共产主义的实践维度告诉我们共产主义就在我们身边,共产主义的实践贯穿整个社会历史发展中,从建立共产主义的组织到细化共产主义不同阶段的奋斗目标均是共产主义实践的有机组成部分,共产主义的每步实践都直接关乎人民群众的利益和幸福。实践第一的观点是马克思主义哲学的重要观点,坚持实践为首,不断推进实践基础上的理论创新,是我们对待共产主义的科学态度。实践发展永无止境、理论创新也永无止境,毛泽东思想、邓小平理论、“三个代表”重要思想、科学发展观、习近平新时代中国特色社会主义思想等理论成果是我们党根据客观实际的变化、基于社会主义的实践探索,对时代新课题作出的有力回答。新时代要求新实践,新实践催生新理论,坚持问题导向,推进理论创新,才能不断推进共产主义实践的新境界。习近平总书记指出,“我们坚持和发展中国特色社会主义,必须高度重视理论的作用,增强理论自信和战略定力。在新的时代条件下,我们要进行伟大斗争、建设伟大工程、推进伟大事业、实现伟大梦想,仍然需要保持和发扬马克思主义政党与时俱进的理论品格,勇于推进实践基础上的理论创新”。
注释:
①谢韬:《民主社会主义模式与中国前途》[J],《炎黄春秋》,2007年第2期,第7页。
②陈荣富:《马克思主义不是“新现世宗教”》[J],《马克思主义研究》,2007年第10期,第51~53页。
③《马克思恩格斯选集》(第4卷)[M],北京,人民出版社,1995年,第216~217页。
④1893年5月11日,73岁的恩格斯对法国《费加罗报》记者的谈话。
⑤刘向军、姜永建:《也谈对共产主义的解读——兼与韩东屏教授商榷》[J],《学术界》,2017年第5期,第145页。

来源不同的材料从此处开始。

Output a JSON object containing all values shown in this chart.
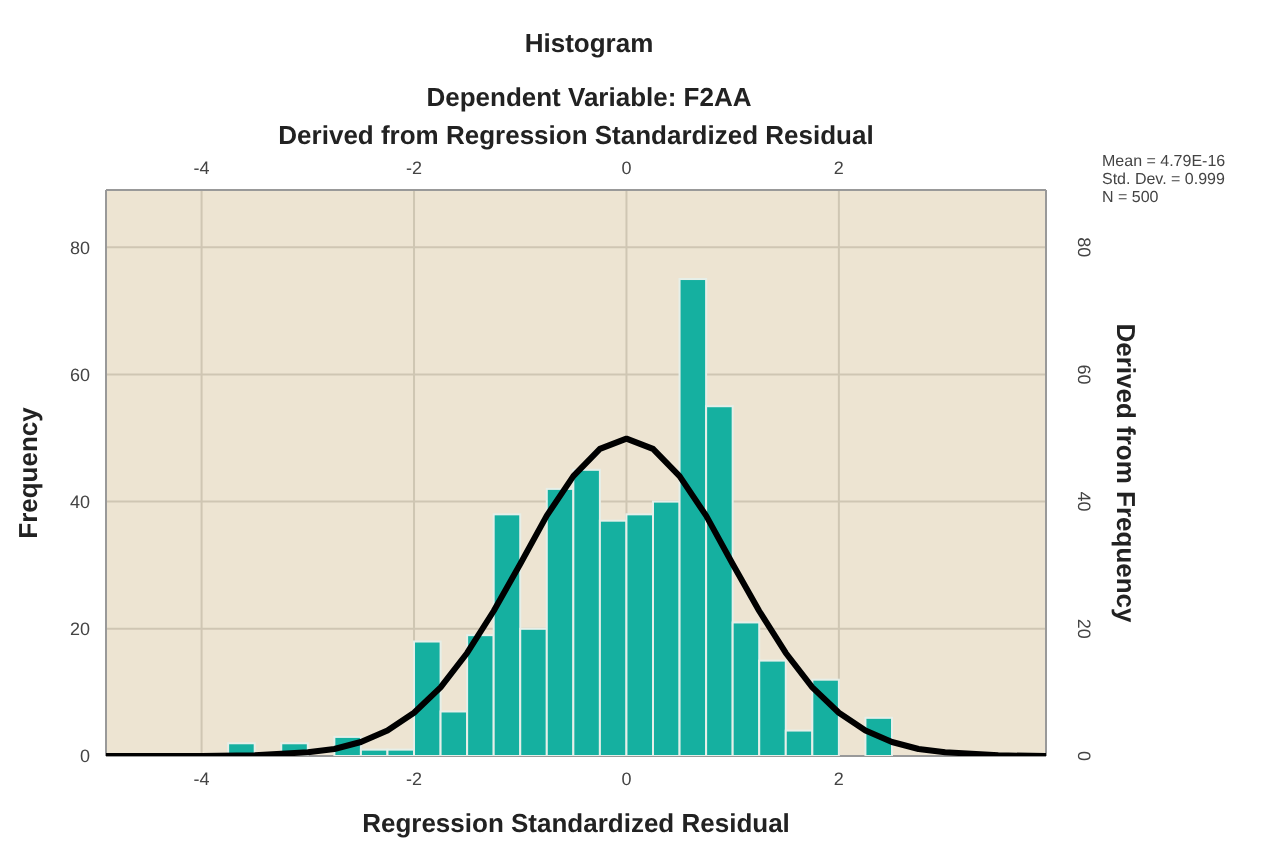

⑥陈曙光:《共产主义这面旗帜什么时候都不能丢》[N],《光明日报》,2016年3月17日,第1版。
⑦《马克思恩格斯选集》(第1卷)[M],北京,人民出版社,2012年,第152页。
⑩《马克思恩格斯全集》(第42卷)[M],北京,人民出版社,1995年,第373页。